Riverside post office was established in 1889, with Teresa E. McRae as postmaster. The office, with a ZIP code of 97917, was discontinued in 2008.

==Climate==
Riverside has a steppe climate (BSk) according to the Köppen climate classification system.

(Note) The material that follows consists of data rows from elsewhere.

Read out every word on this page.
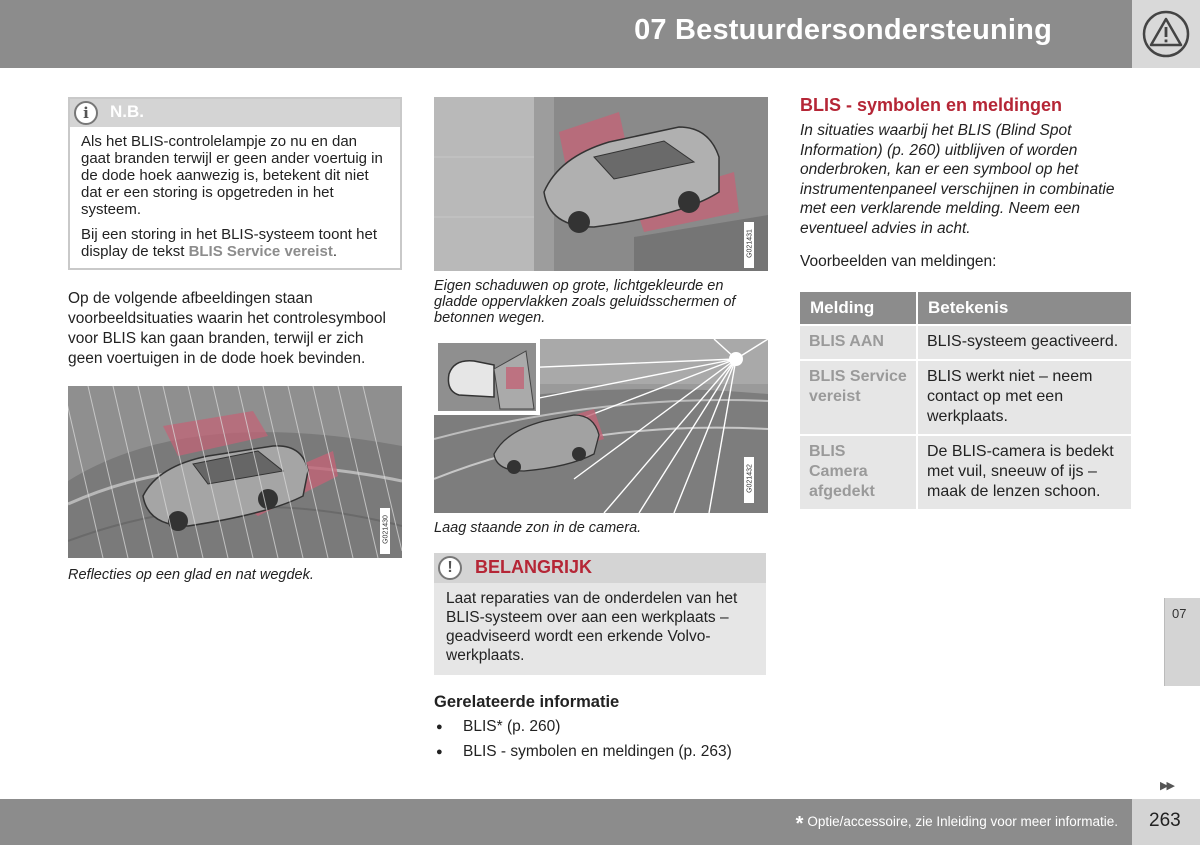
07 Bestuurdersondersteuning
i	N.B.

Als het BLIS-controlelampje zo nu en dan gaat branden terwijl er geen ander voertuig in de dode hoek aanwezig is, betekent dit niet dat er een storing is opgetreden in het systeem.

Bij een storing in het BLIS-systeem toont het display de tekst BLIS Service vereist.

Op de volgende afbeeldingen staan voorbeeldsituaties waarin het controlesymbool voor BLIS kan gaan branden, terwijl er zich geen voertuigen in de dode hoek bevinden.

G021430

Reflecties op een glad en nat wegdek.

G021431

Eigen schaduwen op grote, lichtgekleurde en gladde oppervlakken zoals geluidsschermen of betonnen wegen.

G021432

Laag staande zon in de camera.

!	BELANGRIJK
Laat reparaties van de onderdelen van het BLIS-systeem over aan een werkplaats – geadviseerd wordt een erkende Volvo-werkplaats.
Gerelateerde informatie
● BLIS* (p. 260)
● BLIS - symbolen en meldingen (p. 263)
BLIS - symbolen en meldingen

In situaties waarbij het BLIS (Blind Spot Information) (p. 260) uitblijven of worden onderbroken, kan er een symbool op het instrumentenpaneel verschijnen in combinatie met een verklarende melding. Neem een eventueel advies in acht.

Voorbeelden van meldingen:

Melding	Betekenis
BLIS AAN	BLIS-systeem geactiveerd.
BLIS Service vereist	BLIS werkt niet – neem contact op met een werkplaats.
BLIS Camera afgedekt	De BLIS-camera is bedekt met vuil, sneeuw of ijs – maak de lenzen schoon.
07
▶▶
* Optie/accessoire, zie Inleiding voor meer informatie. 263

Climate data for Riverside, Oregon, 1991–2020 normals, extremes 1897–2012
| Month | Jan | Feb | Mar | Apr | May | Jun | Jul | Aug | Sep | Oct | Nov | Dec | Year |
| Record high °F (°C) | 65 (18) | 71 (22) | 78 (26) | 92 (33) | 102 (39) | 106 (41) | 111 (44) | 108 (42) | 100 (38) | 93 (34) | 82 (28) | 68 (20) | 111 (44) |
| Mean maximum °F (°C) | 51.8 (11.0) | 57.8 (14.3) | 70.7 (21.5) | 80.7 (27.1) | 89.4 (31.9) | 96.6 (35.9) | 102.4 (39.1) | 99.9 (37.7) | 93.6 (34.2) | 81.6 (27.6) | 65.8 (18.8) | 52.4 (11.3) | 103.1 (39.5) |
| Mean daily maximum °F (°C) | 39.7 (4.3) | 46.5 (8.1) | 56.7 (13.7) | 63.6 (17.6) | 72.6 (22.6) | 81.8 (27.7) | 92.7 (33.7) | 90.5 (32.5) | 81.7 (27.6) | 66.6 (19.2) | 49.0 (9.4) | 39.1 (3.9) | 65.0 (18.4) |
| Daily mean °F (°C) | 30.5 (−0.8) | 34.4 (1.3) | 41.9 (5.5) | 46.9 (8.3) | 54.9 (12.7) | 62.4 (16.9) | 70.7 (21.5) | 67.9 (19.9) | 59.3 (15.2) | 47.8 (8.8) | 36.2 (2.3) | 29.7 (−1.3) | 48.6 (9.2) |
| Mean daily minimum °F (°C) | 21.2 (−6.0) | 22.4 (−5.3) | 27.1 (−2.7) | 30.3 (−0.9) | 37.1 (2.8) | 43.0 (6.1) | 48.7 (9.3) | 45.4 (7.4) | 36.9 (2.7) | 28.9 (−1.7) | 23.4 (−4.8) | 20.2 (−6.6) | 32.0 (0.0) |
| Mean minimum °F (°C) | 0.8 (−17.3) | 3.9 (−15.6) | 13.4 (−10.3) | 16.7 (−8.5) | 22.1 (−5.5) | 30.7 (−0.7) | 36.8 (2.7) | 34.8 (1.6) | 23.4 (−4.8) | 14.1 (−9.9) | 7.7 (−13.5) | −1.5 (−18.6) | −9.1 (−22.8) |
| Record low °F (°C) | −44 (−42) | −36 (−38) | −12 (−24) | 8 (−13) | 10 (−12) | 20 (−7) | 23 (−5) | 16 (−9) | 10 (−12) | −4 (−20) | −9 (−23) | −53 (−47) | −53 (−47) |
| Average precipitation inches (mm) | 1.02 (26) | 0.82 (21) | 1.04 (26) | 0.87 (22) | 1.32 (34) | 0.77 (20) | 0.47 (12) | 0.32 (8.1) | 0.37 (9.4) | 0.61 (15) | 1.08 (27) | 1.38 (35) | 10.07 (255.5) |
| Average precipitation days (≥ 0.01 in) | 6.7 | 5.7 | 7.4 | 7.3 | 7.1 | 5.0 | 2.6 | 2.2 | 2.4 | 4.0 | 7.7 | 7.5 | 65.6 |
Source 1: NOAA (precip/precip days, mean maxima/minima 1981–2010)
Source 2: National Weather Service

==Education==
The community is in Juntura School District 12, based in Juntura.